DT::datatable(df_unicef, 
         extensions = c('FixedColumns',"FixedHeader"),
          options = list(scrollX = TRUE, 
                         paging=TRUE,
                         fixedHeader=TRUE))

Phew, that turned out pretty easy.

Analysis

This dataset alone cannot support any causal inferences, so we cannot, from this data only make the claim of why child mortality rates have gone up or down, but we can inspect the data for trends or heuristics in context of a couuntries history.

There was no analysis task written in the discussion post, so I’ll look into a few questions that I have. Let’s look at Afghanistan.

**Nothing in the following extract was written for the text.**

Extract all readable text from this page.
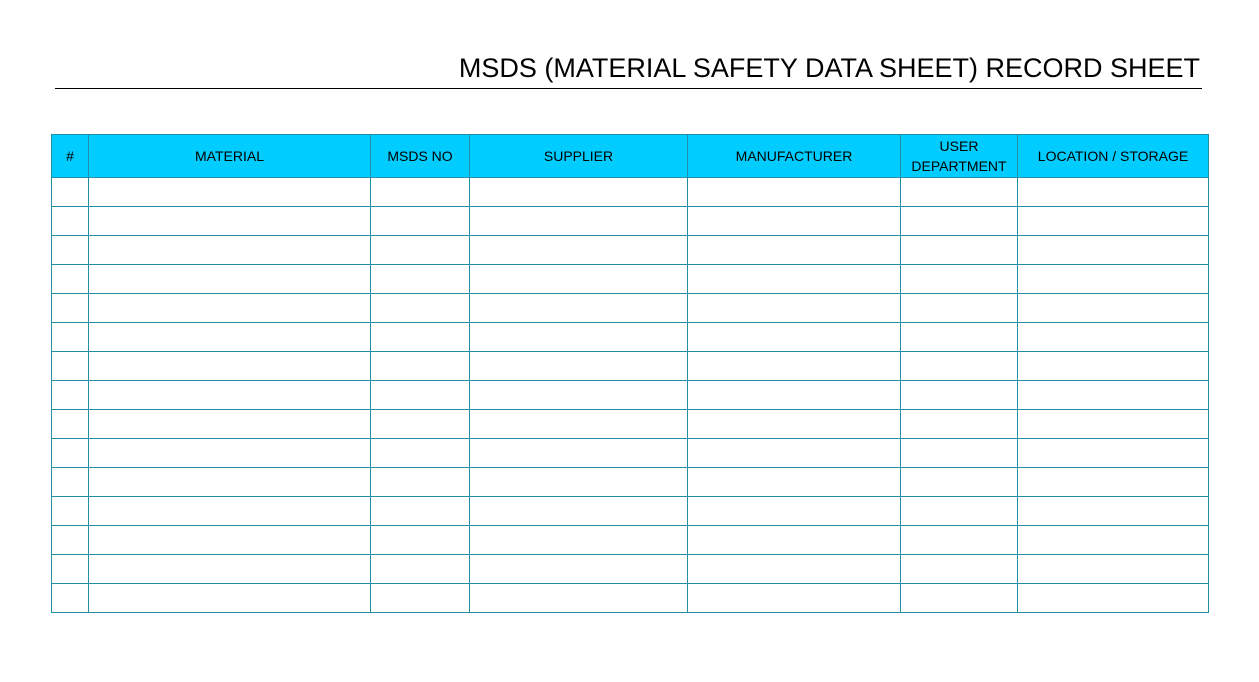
MSDS (MATERIAL SAFETY DATA SHEET) RECORD SHEET
#	MATERIAL	MSDS NO	SUPPLIER	MANUFACTURER	USER DEPARTMENT	LOCATION / STORAGE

I would interested to know if the child morality rate changed noticably during the Soviet incursion in the 1980s or the US incursion in the 2000s.

df_unicef %>%
  filter(Country_Name == "Afghanistan") %>%
  ggplot() +
    geom_point(aes(x=Year, y=Mortality_Rate), na.rm = T)

Nope. It has only gotten better over time despite near constant war.

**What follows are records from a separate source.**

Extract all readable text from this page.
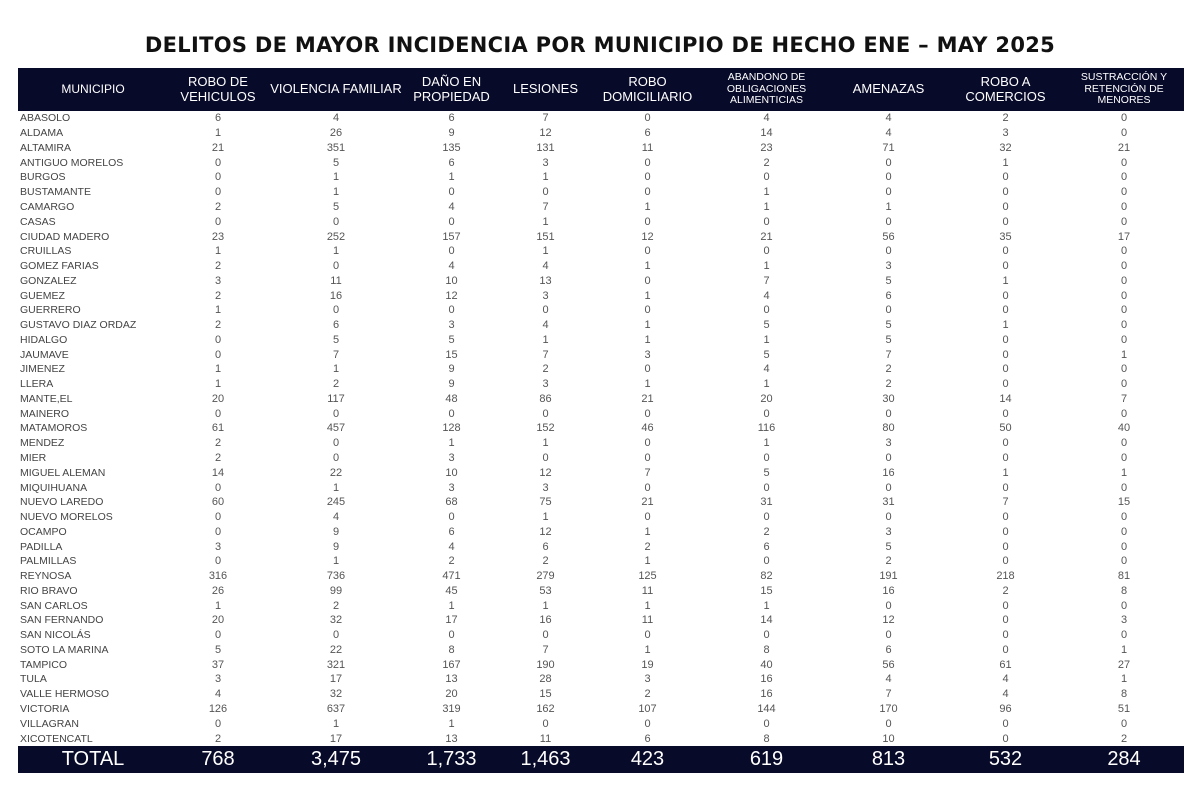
DELITOS DE MAYOR INCIDENCIA POR MUNICIPIO DE HECHO ENE – MAY 2025
MUNICIPIO	ROBO DE VEHICULOS	VIOLENCIA FAMILIAR	DAÑO EN PROPIEDAD	LESIONES	ROBO DOMICILIARIO	ABANDONO DE OBLIGACIONES ALIMENTICIAS	AMENAZAS	ROBO A COMERCIOS	SUSTRACCIÓN Y RETENCIÓN DE MENORES
ABASOLO	6	4	6	7	0	4	4	2	0
ALDAMA	1	26	9	12	6	14	4	3	0
ALTAMIRA	21	351	135	131	11	23	71	32	21
ANTIGUO MORELOS	0	5	6	3	0	2	0	1	0
BURGOS	0	1	1	1	0	0	0	0	0
BUSTAMANTE	0	1	0	0	0	1	0	0	0
CAMARGO	2	5	4	7	1	1	1	0	0
CASAS	0	0	0	1	0	0	0	0	0
CIUDAD MADERO	23	252	157	151	12	21	56	35	17
CRUILLAS	1	1	0	1	0	0	0	0	0
GOMEZ FARIAS	2	0	4	4	1	1	3	0	0
GONZALEZ	3	11	10	13	0	7	5	1	0
GUEMEZ	2	16	12	3	1	4	6	0	0
GUERRERO	1	0	0	0	0	0	0	0	0
GUSTAVO DIAZ ORDAZ	2	6	3	4	1	5	5	1	0
HIDALGO	0	5	5	1	1	1	5	0	0
JAUMAVE	0	7	15	7	3	5	7	0	1
JIMENEZ	1	1	9	2	0	4	2	0	0
LLERA	1	2	9	3	1	1	2	0	0
MANTE,EL	20	117	48	86	21	20	30	14	7
MAINERO	0	0	0	0	0	0	0	0	0
MATAMOROS	61	457	128	152	46	116	80	50	40
MENDEZ	2	0	1	1	0	1	3	0	0
MIER	2	0	3	0	0	0	0	0	0
MIGUEL ALEMAN	14	22	10	12	7	5	16	1	1
MIQUIHUANA	0	1	3	3	0	0	0	0	0
NUEVO LAREDO	60	245	68	75	21	31	31	7	15
NUEVO MORELOS	0	4	0	1	0	0	0	0	0
OCAMPO	0	9	6	12	1	2	3	0	0
PADILLA	3	9	4	6	2	6	5	0	0
PALMILLAS	0	1	2	2	1	0	2	0	0
REYNOSA	316	736	471	279	125	82	191	218	81
RIO BRAVO	26	99	45	53	11	15	16	2	8
SAN CARLOS	1	2	1	1	1	1	0	0	0
SAN FERNANDO	20	32	17	16	11	14	12	0	3
SAN NICOLÁS	0	0	0	0	0	0	0	0	0
SOTO LA MARINA	5	22	8	7	1	8	6	0	1
TAMPICO	37	321	167	190	19	40	56	61	27
TULA	3	17	13	28	3	16	4	4	1
VALLE HERMOSO	4	32	20	15	2	16	7	4	8
VICTORIA	126	637	319	162	107	144	170	96	51
VILLAGRAN	0	1	1	0	0	0	0	0	0
XICOTENCATL	2	17	13	11	6	8	10	0	2
TOTAL	768	3,475	1,733	1,463	423	619	813	532	284
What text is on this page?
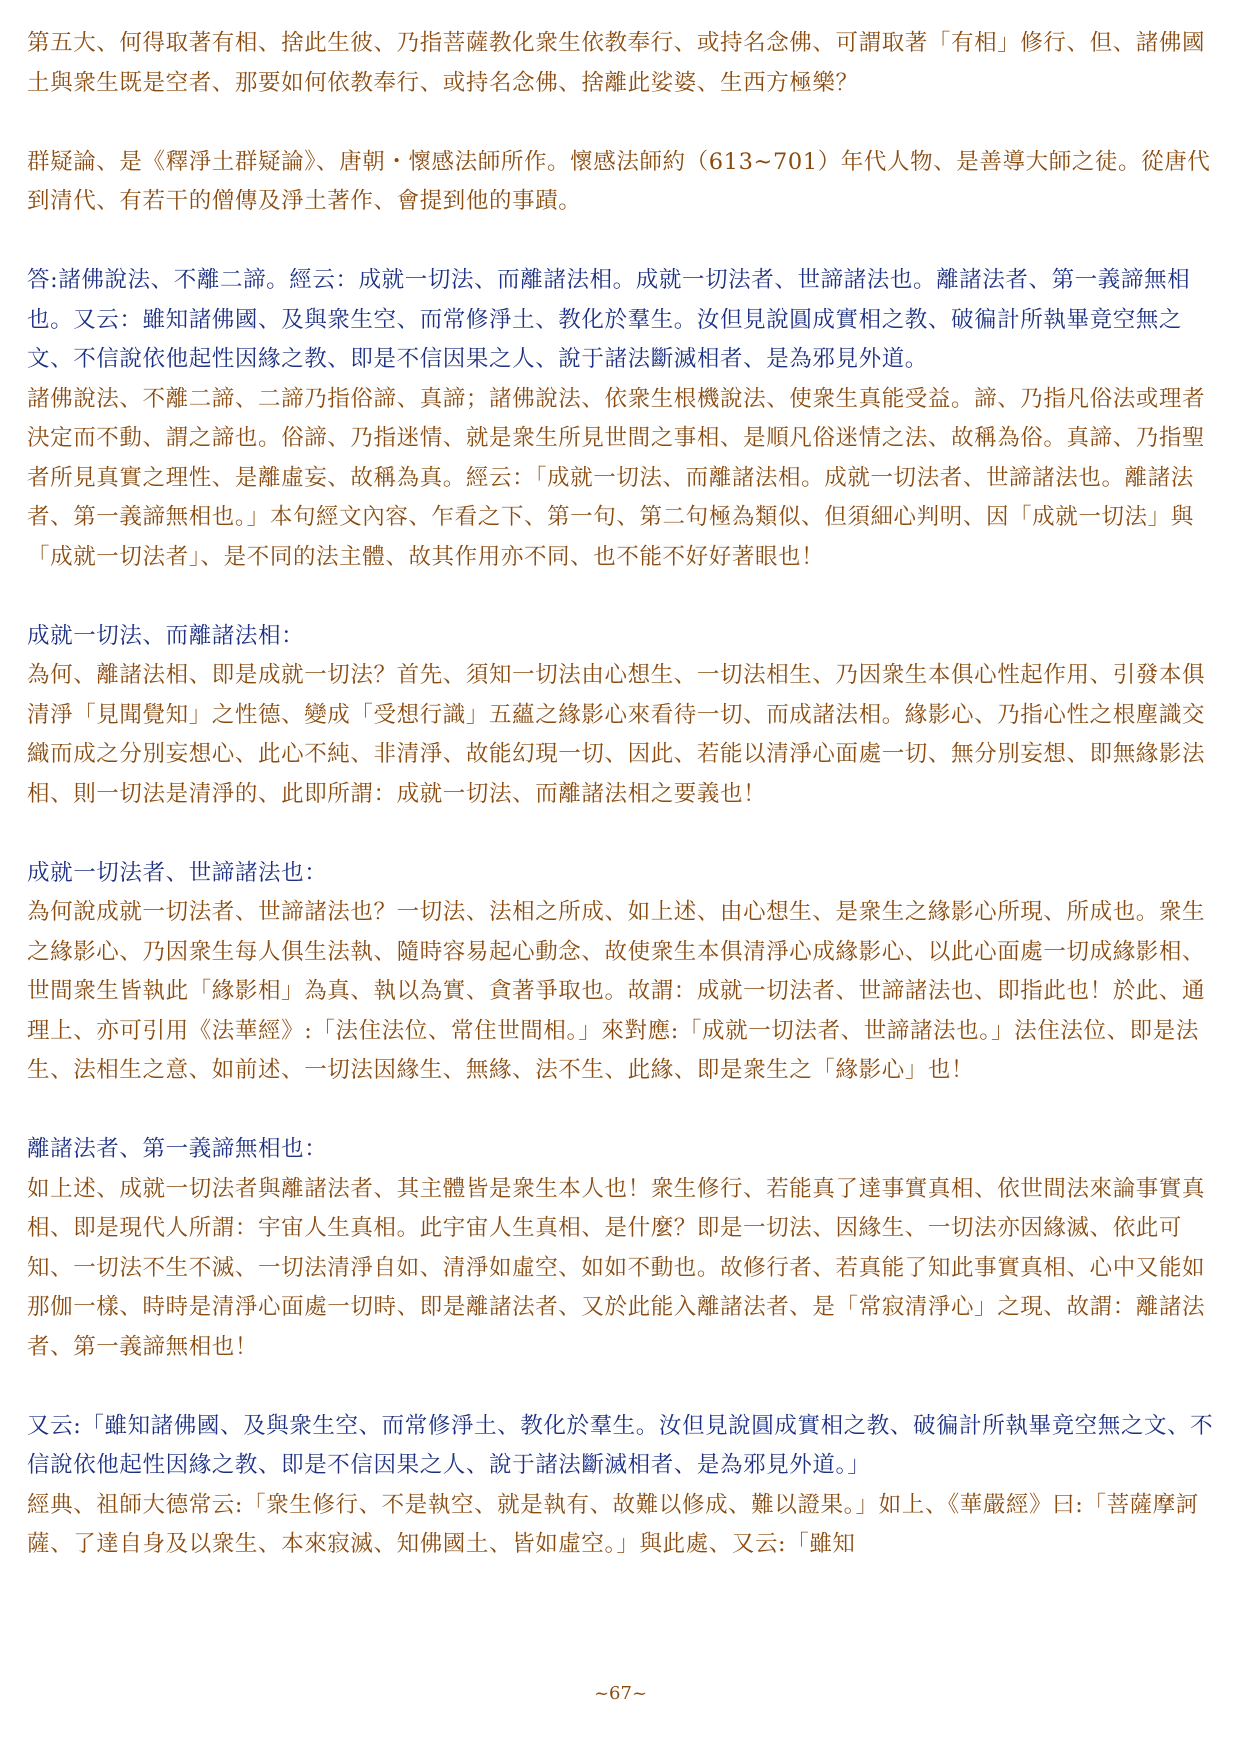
第五大、何得取著有相、捨此生彼、乃指菩薩教化衆生依教奉行、或持名念佛、可謂取著「有相」修行、但、諸佛國土與衆生既是空者、那要如何依教奉行、或持名念佛、捨離此娑婆、生西方極樂？

群疑論、是《釋淨土群疑論》、唐朝・懷感法師所作。懷感法師約（613~701）年代人物、是善導大師之徒。從唐代到清代、有若干的僧傳及淨土著作、會提到他的事蹟。

答:諸佛說法、不離二諦。經云：成就一切法、而離諸法相。成就一切法者、世諦諸法也。離諸法者、第一義諦無相也。又云：雖知諸佛國、及與衆生空、而常修淨土、教化於羣生。汝但見說圓成實相之教、破徧計所執畢竟空無之文、不信說依他起性因緣之教、即是不信因果之人、說于諸法斷滅相者、是為邪見外道。

諸佛說法、不離二諦、二諦乃指俗諦、真諦；諸佛說法、依衆生根機說法、使衆生真能受益。諦、乃指凡俗法或理者決定而不動、謂之諦也。俗諦、乃指迷情、就是衆生所見世間之事相、是順凡俗迷情之法、故稱為俗。真諦、乃指聖者所見真實之理性、是離虛妄、故稱為真。經云：「成就一切法、而離諸法相。成就一切法者、世諦諸法也。離諸法者、第一義諦無相也。」本句經文內容、乍看之下、第一句、第二句極為類似、但須細心判明、因「成就一切法」與「成就一切法者」、是不同的法主體、故其作用亦不同、也不能不好好著眼也！

成就一切法、而離諸法相：

為何、離諸法相、即是成就一切法？首先、須知一切法由心想生、一切法相生、乃因衆生本俱心性起作用、引發本俱清淨「見聞覺知」之性德、變成「受想行識」五蘊之緣影心來看待一切、而成諸法相。緣影心、乃指心性之根塵識交織而成之分別妄想心、此心不純、非清淨、故能幻現一切、因此、若能以清淨心面處一切、無分別妄想、即無緣影法相、則一切法是清淨的、此即所謂：成就一切法、而離諸法相之要義也！

成就一切法者、世諦諸法也：

為何說成就一切法者、世諦諸法也？一切法、法相之所成、如上述、由心想生、是衆生之緣影心所現、所成也。衆生之緣影心、乃因衆生每人俱生法執、隨時容易起心動念、故使衆生本俱清淨心成緣影心、以此心面處一切成緣影相、世間衆生皆執此「緣影相」為真、執以為實、貪著爭取也。故謂：成就一切法者、世諦諸法也、即指此也！於此、通理上、亦可引用《法華經》:「法住法位、常住世間相。」來對應:「成就一切法者、世諦諸法也。」法住法位、即是法生、法相生之意、如前述、一切法因緣生、無緣、法不生、此緣、即是衆生之「緣影心」也！

離諸法者、第一義諦無相也：

如上述、成就一切法者與離諸法者、其主體皆是衆生本人也！衆生修行、若能真了達事實真相、依世間法來論事實真相、即是現代人所謂：宇宙人生真相。此宇宙人生真相、是什麼？即是一切法、因緣生、一切法亦因緣滅、依此可知、一切法不生不滅、一切法清淨自如、清淨如虛空、如如不動也。故修行者、若真能了知此事實真相、心中又能如那伽一樣、時時是清淨心面處一切時、即是離諸法者、又於此能入離諸法者、是「常寂清淨心」之現、故謂：離諸法者、第一義諦無相也！

又云:「雖知諸佛國、及與衆生空、而常修淨土、教化於羣生。汝但見說圓成實相之教、破徧計所執畢竟空無之文、不信說依他起性因緣之教、即是不信因果之人、說于諸法斷滅相者、是為邪見外道。」

經典、祖師大德常云:「衆生修行、不是執空、就是執有、故難以修成、難以證果。」如上、《華嚴經》曰:「菩薩摩訶薩、了達自身及以衆生、本來寂滅、知佛國土、皆如虛空。」與此處、又云:「雖知

~67~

Let’s see if the same is true for other countries that the US has been involved with extensively in since 1960. These would be Vietnam, Iraq, and Syria. I’ll also add the US child mortality rate as a baseline for comparison.

df_unicef %>%
  filter(Country_Name == c("Afghanistan", 
                           "Vietnam",
                           "Iraq",
                           "Syria",
                           "United States of America")) %>%
  ggplot() +
    geom_line(aes(x=Year, y=Mortality_Rate, col = Country_Name), na.rm = T)

Everyone just continues to imporve over time, though it seems harder once under a value of 50. Interestingly, Iraq and Syria seem to display an exponential drop in child morality rates.

What about countries that have experienced long and painful dirty wars or large scale organized crime - do they see similar drops in child mortality?

df_unicef %>%
  filter(Country_Name == c("Colombia", 
                           "Mexico",
                           "Argentina",
                           "Peru",
                           "Honduras")) %>%
  ggplot() +
    geom_line(aes(x=Year, y=Mortality_Rate, col = Country_Name), na.rm = T)

Again, massive gains in terms of improving child wellness in spite of serious societial level clamities. Let’s see if we can find countries with an increase in childhood mortality and see if there is some kind of explanation.

df_unicef %>%
  filter(Country_Name == c("Somalia", 
                           "Uganda",
                           "Kenya", 
                           "Sudan", 
                           "Rwanda",
                           "South Africa")) %>%
  ggplot() +
    geom_line(aes(x=Year, y=Mortality_Rate, col = Country_Name), na.rm = T)

Here we see the first two countries with increases in childhood mortality; Uganda, Kenya, and Rwanda. The increase in mortality in Uganda and Kenya both align the rise of brutal dictorships in these two countries. Idi Amin came to power by coup in Uganda in 1971 and was overthrown himself in 1980. Similarly, Daniel Moi came to power in 1978 in Kenya and by 1986 had transformed Kenya’s government into a de facto ethnostate where only his ethic group had access to services and opportunity. Rwanda is more complicated. the first spike is the time period directly after Rwanda gained independence and was mared by colonial era ethic hatred. The second spike was the Rwandan genocide that started in 1994. The genocide was once again fueled by colonial era hatred. South Africa saw an increase in childhood morality post-apartheid and the massive cultural shifts that came with end of apartheid. I am genuinely shocked that Somalia did not have an increase in childhood morality in the early nineties due to a combination of war, famine, and drought. It should be noted that these countries are making progress, but it seems to be much harder or slower to make progress relative to the rest of the world.